Unfortunately, the biases in datasets and modelling for toxicity detection impact various demographic groups it should prevent the spread of toxicity against. This broadly includes the markers of race and gender. Owing to the limited availability of ground-level demographics to map against, the study of racial bias in toxicity has primarily focused on discrimination against the African-American dialects. Meanwhile, the study of gender bias has focused on binary gender.

Even though performing gender-pronoun swapping and transfer learning from less biased datasets can help mitigate the gender bias. Manual inspection of such augmentations and extension of gender beyond binary remains unexplored for toxicity detection.

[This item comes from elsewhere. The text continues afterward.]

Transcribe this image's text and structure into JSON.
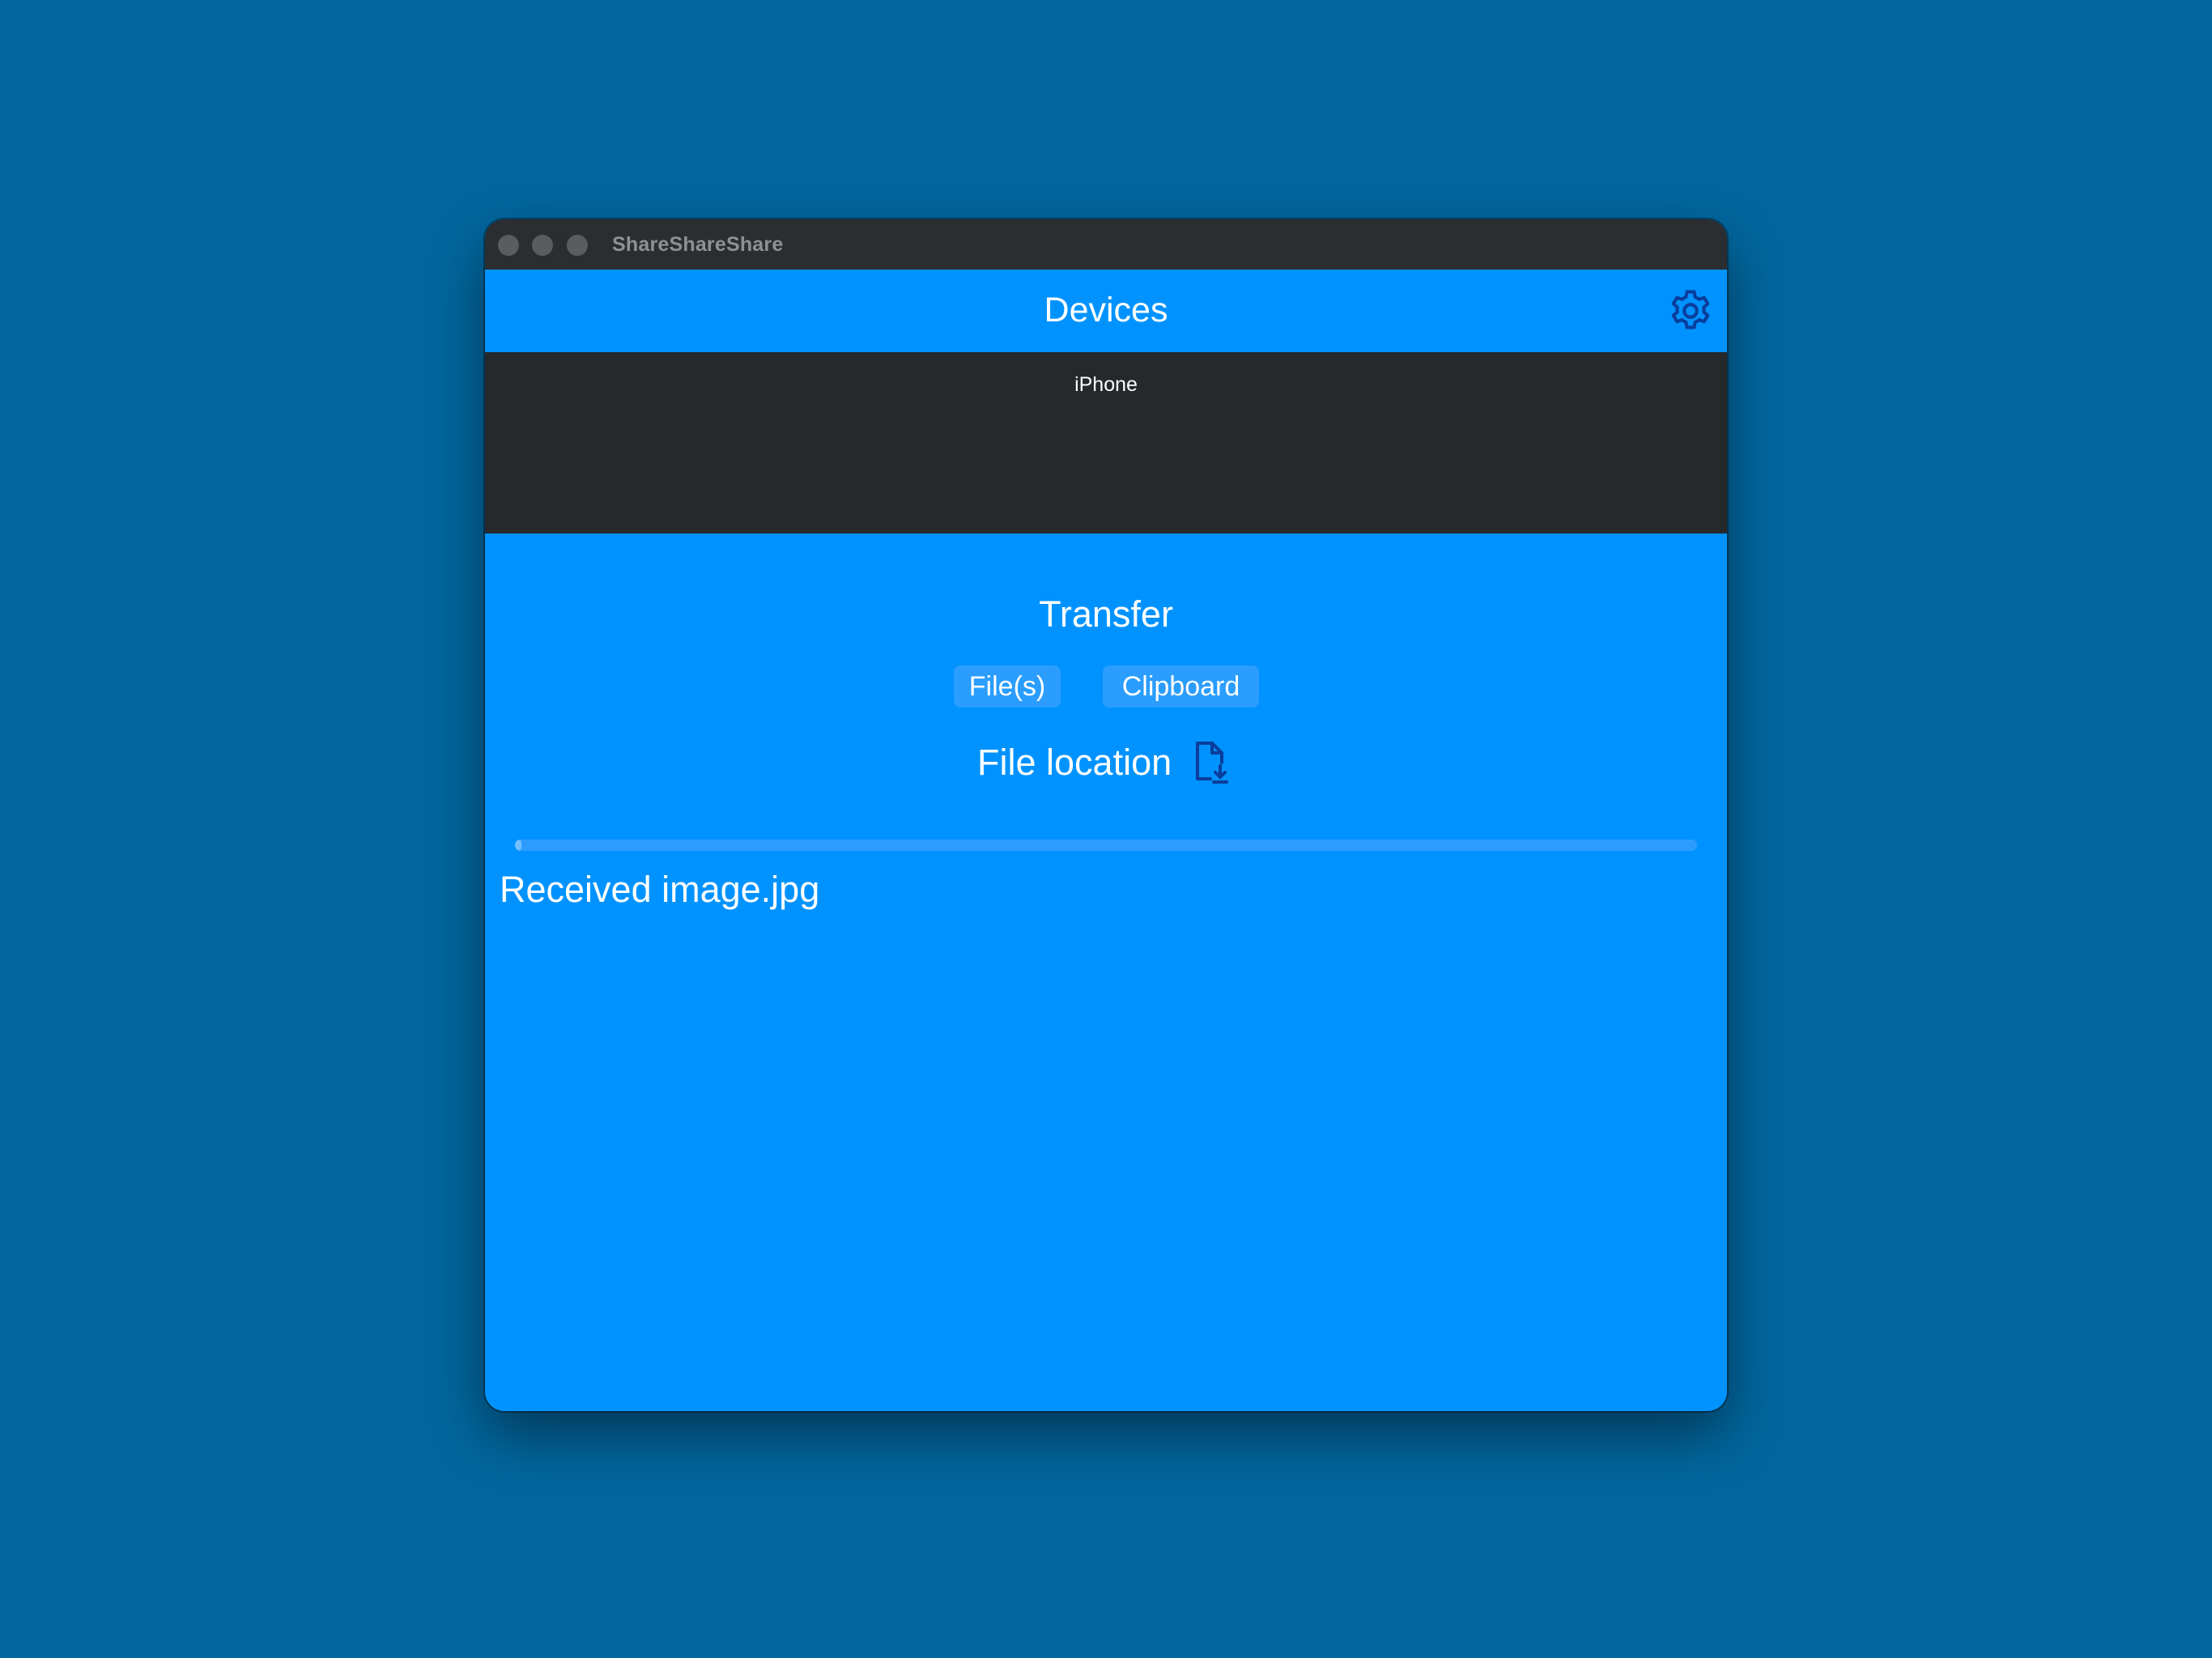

Within the scope of racial prejudice, the authors observe that priming the annotators with racial information can help reduce racial bias. Still, it is a double-edged sword that such priming can intensify the inherent biases of the annotators. The authors point out how regularising racial bias via statistical models that assume different dialects have the same conditional probability, is limited in scope and application. What is accepted and commonly used in one dialect may be frowned upon or rarely used in another.

Biases beyond demography

To initiate the conversation on bias beyond preferences like race and gender, the authors highlight the limited yet significant work in the areas of intersectional and psychographic biases. One form of intersection is the duality of race and gender. Another is to look at race, gender or both from a cross-geophagy perspective, both of which are in nascent stages of study in toxicity detection. On the other hand, political ideologies and stances are being explored in determining their impact on toxicity modelling. Despite the best efforts of researchers and practitioners, areas such as ageism, religious affiliation, socio-economic status remain underexplored markers. Depending on the geography, a combination of these could be critical for mitigating bias in toxicity detection.

Between the lines

Accounting and mitigating biases within the broad area of toxicity detection is far from a solved problem. Our biggest takeaway is that practitioners need to incorporate bias mitigation at every step of the modelling pipeline rather than looking at bias mitigation as a one-stop solution. Having discovered that biases can easily be transformed from one form to another, the authors explore concepts of “bias-shifts” in lexicon debiasing. In some cases, the presence of one bias can lead to the development of other forms of downstream harm. For example, lexical and racial biases in toxicity detection have been known to occur together due to stylistic variations of African American dialects. Thus, an end-to-end pipeline will help practitioners better monitor the side effects of dealing with an existing bias. As pointed out in the survey, sadly, the majority of existing work in detecting toxic speech and mitigations of biases in toxicity detection is focused on the English-speaking dual-gendered population. To build more coherent and robust models that can help fight toxicity at scale will require us to look at linguistic nuances that occur due to regional geographics and inclusive gender dynamics.

Footnote:

Throughout the survey, the term “toxic speech” is used as an umbrella term to refer to any form of malicious content, including but not limited to hate speech, cyberbullying, abusive speech, misogyny, sexism, offence, and obscenity.